Study: Vulnerable DNS software widely used

Many large companies use vulnerable versions of software that maps text-based Internet domain names to numeric IP (Internet Protocol) addresses, putting them at risk of becoming unreachable on the Internet.

About 14 percent, or 139, of Fortune 1000 companies run a version of BIND (Berkeley Internet Name Domain) DNS (Domain Name System) software with known vulnerabilities, according to a test conducted late last week, at the request of the IDG News Service, by DNS software and consultancy firm Men & Mice Inc. of Reykjavik, Iceland.
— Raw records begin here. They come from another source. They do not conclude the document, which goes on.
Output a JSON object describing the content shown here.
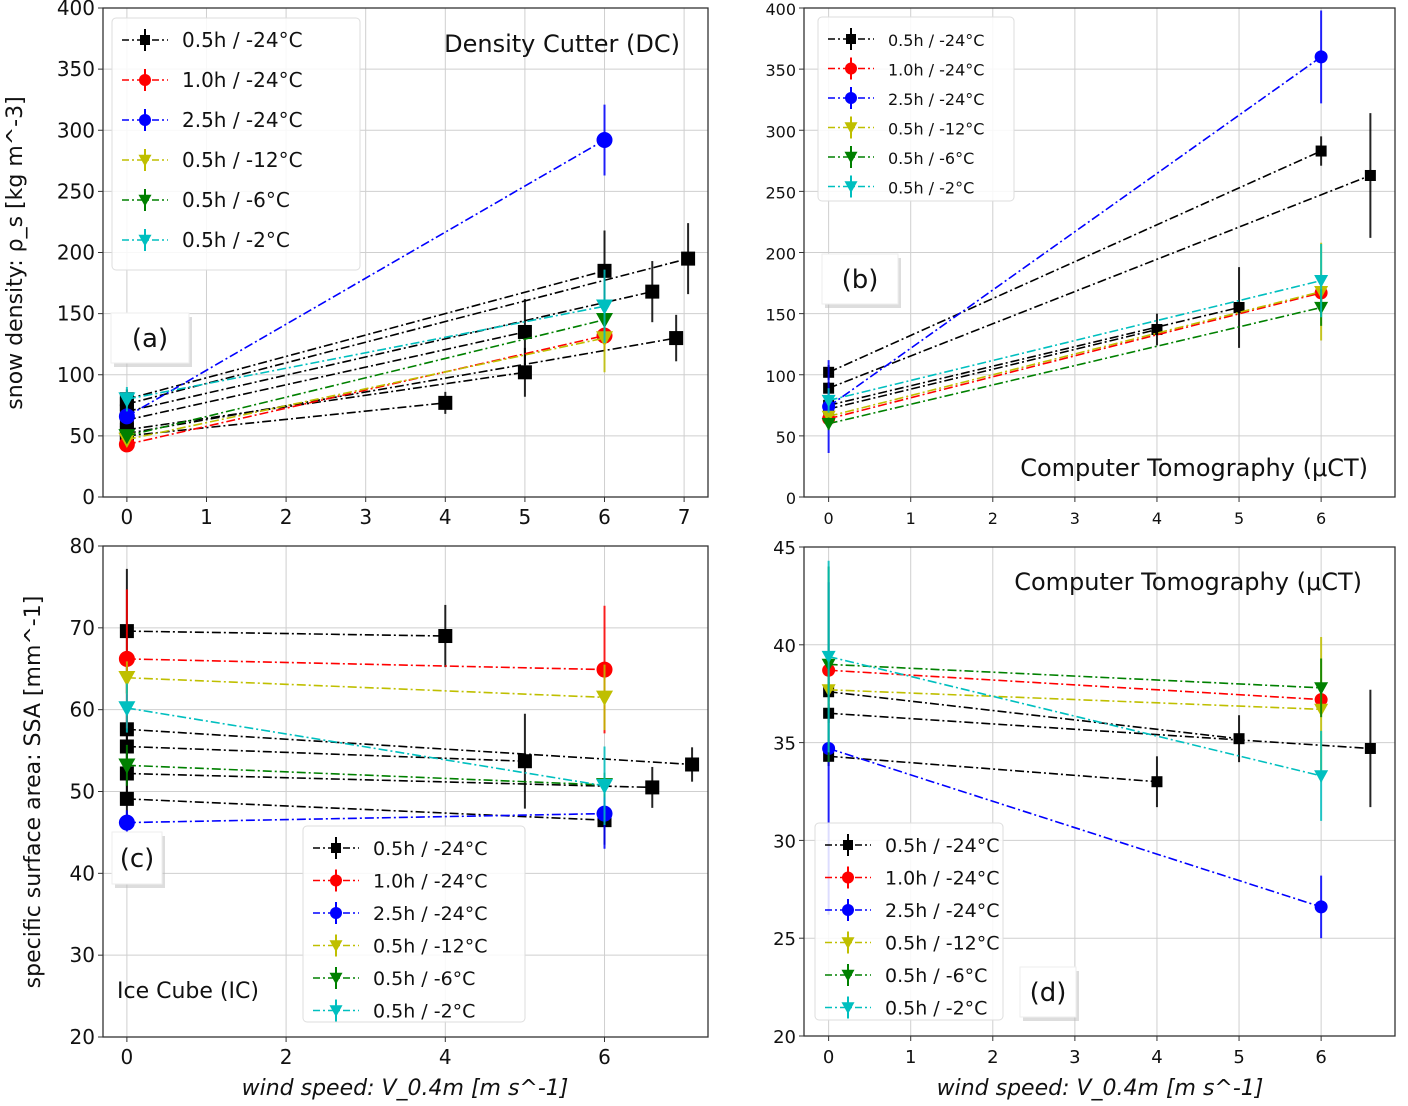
{
  "series_styles": [
    {
      "key": "k24_05",
      "label": "0.5h / -24°C",
      "color": "#000000",
      "marker": "square"
    },
    {
      "key": "r24_10",
      "label": "1.0h / -24°C",
      "color": "#ff0000",
      "marker": "circle"
    },
    {
      "key": "b24_25",
      "label": "2.5h / -24°C",
      "color": "#0000ff",
      "marker": "circle"
    },
    {
      "key": "y12_05",
      "label": "0.5h / -12°C",
      "color": "#bfbf00",
      "marker": "triangle-down"
    },
    {
      "key": "g6_05",
      "label": "0.5h /   -6°C",
      "color": "#008000",
      "marker": "triangle-down"
    },
    {
      "key": "c2_05",
      "label": "0.5h /   -2°C",
      "color": "#00bfbf",
      "marker": "triangle-down"
    }
  ],
  "chart_data": [
    {
      "id": "a",
      "type": "line",
      "panel_label": "(a)",
      "annotation": "Density Cutter (DC)",
      "ylabel": "snow density: ρ_s [kg m^-3]",
      "xlabel": "",
      "xlim": [
        -0.3,
        7.3
      ],
      "ylim": [
        0,
        400
      ],
      "xticks": [
        0,
        1,
        2,
        3,
        4,
        5,
        6,
        7
      ],
      "yticks": [
        0,
        50,
        100,
        150,
        200,
        250,
        300,
        350,
        400
      ],
      "grid": true,
      "legend": "top-left",
      "series": [
        {
          "style": "k24_05",
          "x": [
            0,
            6
          ],
          "y": [
            80,
            185
          ],
          "err": [
            8,
            33
          ]
        },
        {
          "style": "k24_05",
          "x": [
            0,
            7.05
          ],
          "y": [
            76,
            195
          ],
          "err": [
            8,
            29
          ]
        },
        {
          "style": "k24_05",
          "x": [
            0,
            6.6
          ],
          "y": [
            70,
            168
          ],
          "err": [
            8,
            25
          ]
        },
        {
          "style": "k24_05",
          "x": [
            0,
            5
          ],
          "y": [
            63,
            135
          ],
          "err": [
            8,
            27
          ]
        },
        {
          "style": "k24_05",
          "x": [
            0,
            5
          ],
          "y": [
            55,
            102
          ],
          "err": [
            6,
            20
          ]
        },
        {
          "style": "k24_05",
          "x": [
            0,
            6.9
          ],
          "y": [
            52,
            130
          ],
          "err": [
            5,
            19
          ]
        },
        {
          "style": "k24_05",
          "x": [
            0,
            4
          ],
          "y": [
            50,
            77
          ],
          "err": [
            4,
            9
          ]
        },
        {
          "style": "r24_10",
          "x": [
            0,
            6
          ],
          "y": [
            43,
            132
          ],
          "err": [
            4,
            12
          ]
        },
        {
          "style": "b24_25",
          "x": [
            0,
            6
          ],
          "y": [
            66,
            292
          ],
          "err": [
            6,
            29
          ]
        },
        {
          "style": "y12_05",
          "x": [
            0,
            6
          ],
          "y": [
            47,
            130
          ],
          "err": [
            4,
            28
          ]
        },
        {
          "style": "g6_05",
          "x": [
            0,
            6
          ],
          "y": [
            50,
            145
          ],
          "err": [
            4,
            8
          ]
        },
        {
          "style": "c2_05",
          "x": [
            0,
            6
          ],
          "y": [
            80,
            156
          ],
          "err": [
            10,
            30
          ]
        }
      ]
    },
    {
      "id": "b",
      "type": "line",
      "panel_label": "(b)",
      "annotation": "Computer Tomography (μCT)",
      "ylabel": "",
      "xlabel": "",
      "xlim": [
        -0.3,
        6.9
      ],
      "ylim": [
        0,
        400
      ],
      "xticks": [
        0,
        1,
        2,
        3,
        4,
        5,
        6
      ],
      "yticks": [
        0,
        50,
        100,
        150,
        200,
        250,
        300,
        350,
        400
      ],
      "grid": true,
      "legend": "top-left",
      "series": [
        {
          "style": "k24_05",
          "x": [
            0,
            6
          ],
          "y": [
            102,
            283
          ],
          "err": [
            6,
            12
          ]
        },
        {
          "style": "k24_05",
          "x": [
            0,
            6.6
          ],
          "y": [
            89,
            263
          ],
          "err": [
            5,
            51
          ]
        },
        {
          "style": "k24_05",
          "x": [
            0,
            4
          ],
          "y": [
            72,
            137
          ],
          "err": [
            4,
            13
          ]
        },
        {
          "style": "k24_05",
          "x": [
            0,
            5
          ],
          "y": [
            75,
            155
          ],
          "err": [
            4,
            33
          ]
        },
        {
          "style": "r24_10",
          "x": [
            0,
            6
          ],
          "y": [
            64,
            167
          ],
          "err": [
            4,
            8
          ]
        },
        {
          "style": "b24_25",
          "x": [
            0,
            6
          ],
          "y": [
            74,
            360
          ],
          "err": [
            38,
            38
          ]
        },
        {
          "style": "y12_05",
          "x": [
            0,
            6
          ],
          "y": [
            66,
            168
          ],
          "err": [
            4,
            40
          ]
        },
        {
          "style": "g6_05",
          "x": [
            0,
            6
          ],
          "y": [
            60,
            155
          ],
          "err": [
            5,
            15
          ]
        },
        {
          "style": "c2_05",
          "x": [
            0,
            6
          ],
          "y": [
            79,
            177
          ],
          "err": [
            10,
            30
          ]
        }
      ]
    },
    {
      "id": "c",
      "type": "line",
      "panel_label": "(c)",
      "annotation": "Ice Cube (IC)",
      "ylabel": "specific surface area: SSA [mm^-1]",
      "xlabel": "wind speed: V_0.4m [m s^-1]",
      "xlim": [
        -0.3,
        7.3
      ],
      "ylim": [
        20,
        80
      ],
      "xticks": [
        0,
        2,
        4,
        6
      ],
      "yticks": [
        20,
        30,
        40,
        50,
        60,
        70,
        80
      ],
      "grid": true,
      "legend": "lower-center",
      "series": [
        {
          "style": "k24_05",
          "x": [
            0,
            4
          ],
          "y": [
            69.6,
            69.0
          ],
          "err": [
            7.6,
            3.8
          ]
        },
        {
          "style": "k24_05",
          "x": [
            0,
            7.1
          ],
          "y": [
            57.6,
            53.3
          ],
          "err": [
            3,
            2.1
          ]
        },
        {
          "style": "k24_05",
          "x": [
            0,
            5
          ],
          "y": [
            55.5,
            53.7
          ],
          "err": [
            3,
            5.8
          ]
        },
        {
          "style": "k24_05",
          "x": [
            0,
            6.6
          ],
          "y": [
            52.2,
            50.5
          ],
          "err": [
            3,
            2.5
          ]
        },
        {
          "style": "k24_05",
          "x": [
            0,
            6
          ],
          "y": [
            49.1,
            46.5
          ],
          "err": [
            3,
            3
          ]
        },
        {
          "style": "r24_10",
          "x": [
            0,
            6
          ],
          "y": [
            66.2,
            64.9
          ],
          "err": [
            8.5,
            7.8
          ]
        },
        {
          "style": "b24_25",
          "x": [
            0,
            6
          ],
          "y": [
            46.2,
            47.3
          ],
          "err": [
            1.5,
            4.3
          ]
        },
        {
          "style": "y12_05",
          "x": [
            0,
            6
          ],
          "y": [
            63.9,
            61.5
          ],
          "err": [
            2,
            4
          ]
        },
        {
          "style": "g6_05",
          "x": [
            0,
            6
          ],
          "y": [
            53.2,
            50.8
          ],
          "err": [
            2.5,
            1.5
          ]
        },
        {
          "style": "c2_05",
          "x": [
            0,
            6
          ],
          "y": [
            60.2,
            50.7
          ],
          "err": [
            3,
            4.8
          ]
        }
      ]
    },
    {
      "id": "d",
      "type": "line",
      "panel_label": "(d)",
      "annotation": "Computer Tomography (μCT)",
      "ylabel": "",
      "xlabel": "wind speed: V_0.4m [m s^-1]",
      "xlim": [
        -0.3,
        6.9
      ],
      "ylim": [
        20,
        45
      ],
      "xticks": [
        0,
        1,
        2,
        3,
        4,
        5,
        6
      ],
      "yticks": [
        20,
        25,
        30,
        35,
        40,
        45
      ],
      "grid": true,
      "legend": "lower-left",
      "series": [
        {
          "style": "k24_05",
          "x": [
            0,
            5
          ],
          "y": [
            37.6,
            35.2
          ],
          "err": [
            0.5,
            1.2
          ]
        },
        {
          "style": "k24_05",
          "x": [
            0,
            6.6
          ],
          "y": [
            36.5,
            34.7
          ],
          "err": [
            0.5,
            3
          ]
        },
        {
          "style": "k24_05",
          "x": [
            0,
            4
          ],
          "y": [
            34.3,
            33.0
          ],
          "err": [
            0.5,
            1.3
          ]
        },
        {
          "style": "r24_10",
          "x": [
            0,
            6
          ],
          "y": [
            38.7,
            37.2
          ],
          "err": [
            1,
            0.5
          ]
        },
        {
          "style": "b24_25",
          "x": [
            0,
            6
          ],
          "y": [
            34.7,
            26.6
          ],
          "err": [
            8.5,
            1.6
          ]
        },
        {
          "style": "y12_05",
          "x": [
            0,
            6
          ],
          "y": [
            37.7,
            36.7
          ],
          "err": [
            1,
            3.7
          ]
        },
        {
          "style": "g6_05",
          "x": [
            0,
            6
          ],
          "y": [
            39.0,
            37.8
          ],
          "err": [
            5,
            1.5
          ]
        },
        {
          "style": "c2_05",
          "x": [
            0,
            6
          ],
          "y": [
            39.4,
            33.3
          ],
          "err": [
            4.9,
            2.3
          ]
        }
      ]
    }
  ]
}
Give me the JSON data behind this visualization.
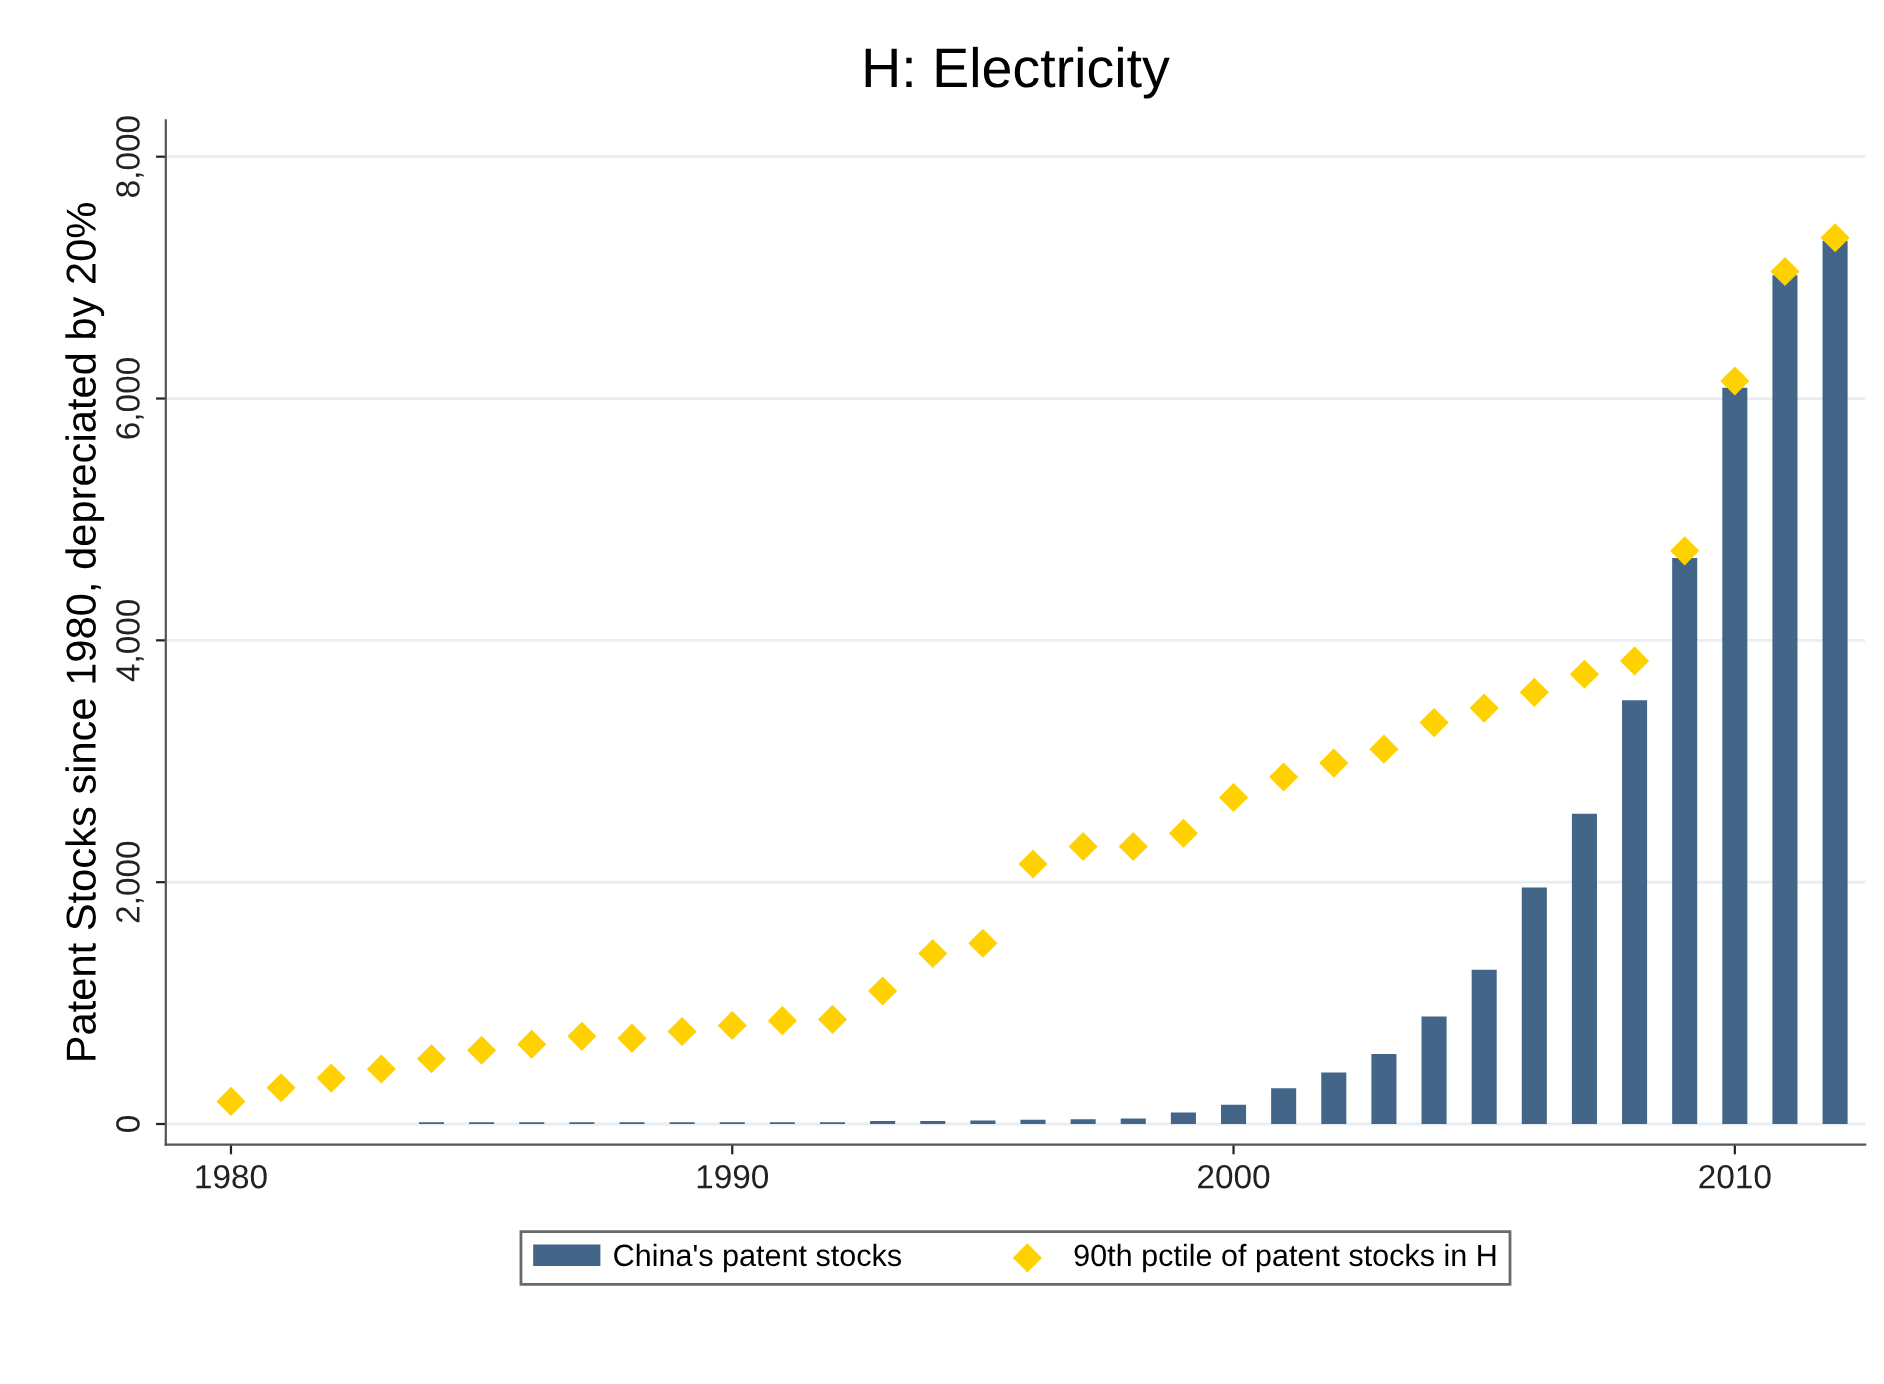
{
  "chart_data": {
    "type": "bar",
    "title": "H: Electricity",
    "ylabel": "Patent Stocks since 1980, depreciated by 20%",
    "x": [
      1980,
      1981,
      1982,
      1983,
      1984,
      1985,
      1986,
      1987,
      1988,
      1989,
      1990,
      1991,
      1992,
      1993,
      1994,
      1995,
      1996,
      1997,
      1998,
      1999,
      2000,
      2001,
      2002,
      2003,
      2004,
      2005,
      2006,
      2007,
      2008,
      2009,
      2010,
      2011,
      2012
    ],
    "series": [
      {
        "name": "China's patent stocks",
        "color": "#436587",
        "values": [
          null,
          null,
          null,
          null,
          15,
          15,
          15,
          15,
          15,
          15,
          15,
          15,
          15,
          25,
          25,
          30,
          35,
          40,
          45,
          95,
          160,
          295,
          425,
          580,
          890,
          1275,
          1955,
          2565,
          3505,
          4680,
          6090,
          7020,
          7305
        ]
      },
      {
        "name": "90th pctile of patent stocks in H",
        "type": "scatter",
        "marker": "diamond",
        "color": "#ffd100",
        "values": [
          187,
          300,
          380,
          455,
          540,
          610,
          660,
          725,
          710,
          765,
          815,
          855,
          865,
          1100,
          1410,
          1495,
          2150,
          2295,
          2295,
          2405,
          2700,
          2870,
          2985,
          3100,
          3320,
          3440,
          3570,
          3720,
          3830,
          4740,
          6145,
          7050,
          7330
        ]
      }
    ],
    "xlim": [
      1978.7,
      2012.6
    ],
    "xticks": [
      1980,
      1990,
      2000,
      2010
    ],
    "ylim": [
      -170,
      8300
    ],
    "yticks": [
      {
        "value": 0,
        "label": "0"
      },
      {
        "value": 2000,
        "label": "2,000"
      },
      {
        "value": 4000,
        "label": "4,000"
      },
      {
        "value": 6000,
        "label": "6,000"
      },
      {
        "value": 8000,
        "label": "8,000"
      }
    ],
    "grid": "y",
    "legend": "bottom"
  }
}
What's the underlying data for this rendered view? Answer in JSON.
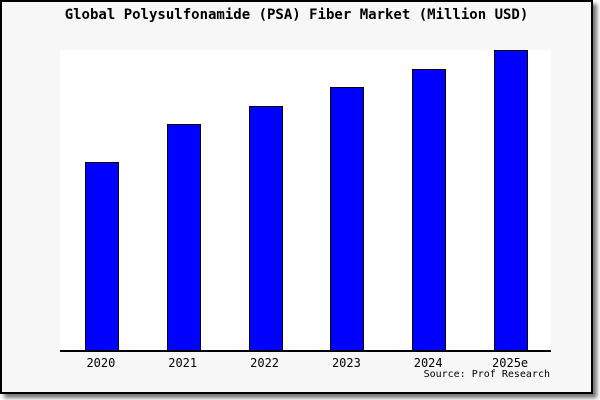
{
  "panel": {
    "background": "#f7f7f7",
    "plot_background": "#ffffff",
    "border_color": "#000000"
  },
  "chart_data": {
    "type": "bar",
    "title": "Global Polysulfonamide (PSA) Fiber Market (Million USD)",
    "categories": [
      "2020",
      "2021",
      "2022",
      "2023",
      "2024",
      "2025e"
    ],
    "values": [
      62.8,
      75.3,
      81.5,
      87.7,
      93.8,
      100
    ],
    "value_note": "y-axis has no tick labels; values are relative bar heights with 2025e = 100",
    "xlabel": "",
    "ylabel": "",
    "ylim": [
      0,
      100
    ],
    "grid": false,
    "legend": null,
    "bar_color": "#0000ff",
    "bar_edge_color": "#000000",
    "axis_line_color": "#000000"
  },
  "source": {
    "label": "Source: Prof Research"
  }
}
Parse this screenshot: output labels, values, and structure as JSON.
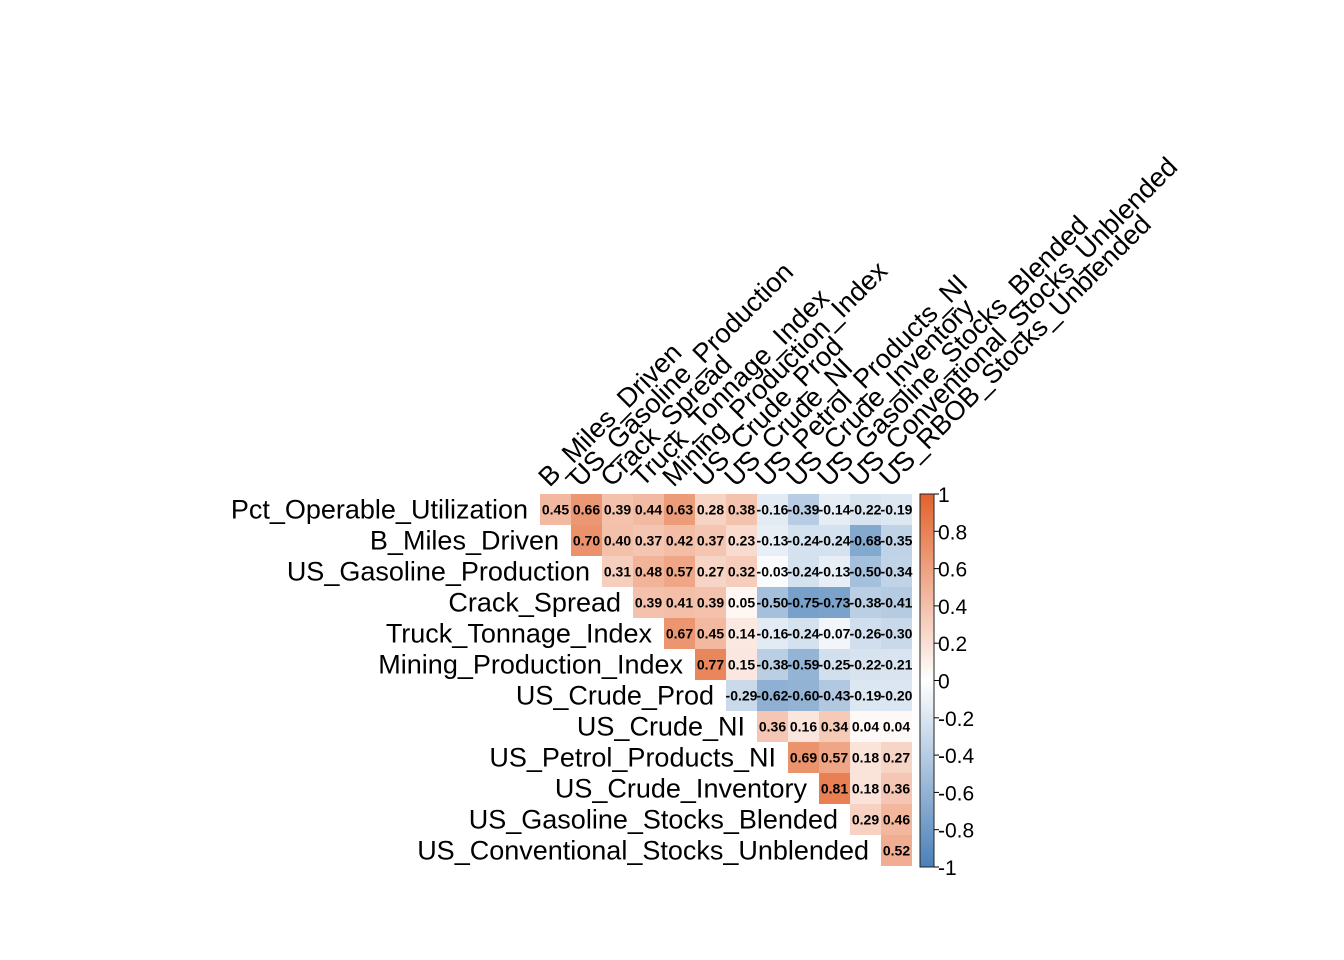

About half of the vulnerable companies run BIND 9 prior to version 9.2.1, recently found to be vulnerable to a denial of service attack. The U.S. Computer Emergency Response Team (CERT) warned of the flaw last Tuesday and urged users to either patch the flaw or upgrade to BIND 9.2.1, which was released on May 1. BIND is distributed for free by the Internet Software Consortium.

If all of a company’s DNS servers go down, the company would effectively disappear from the Internet. The company’s Web site becomes unreachable and inbound e-mail sent to the affected domain will bounce back.

Experts advise users to diversify and to make sure that DNS servers are located in different network segments.

“Having some of the name servers running a vulnerable version of BIND constitutes a security threat, having all the name servers run vulnerable BIND is a severe security threat that could turn into a million dollar disaster,” said Men & Mice Chief Executive Officer Petur Petursson, adding that 35 of the Fortune 1000 use multiple vulnerable BIND versions.

The vast majority of DNS servers run BIND, and this lack of diversity makes DNS a weak link in the Internet’s infrastructure, according to Men & Mice. The Internet Corporation for Assigned Names and Numbers (ICANN), the organization that oversees the Internet’s addressing system, has formed a security committee aimed, in part, at examining DNS security holes.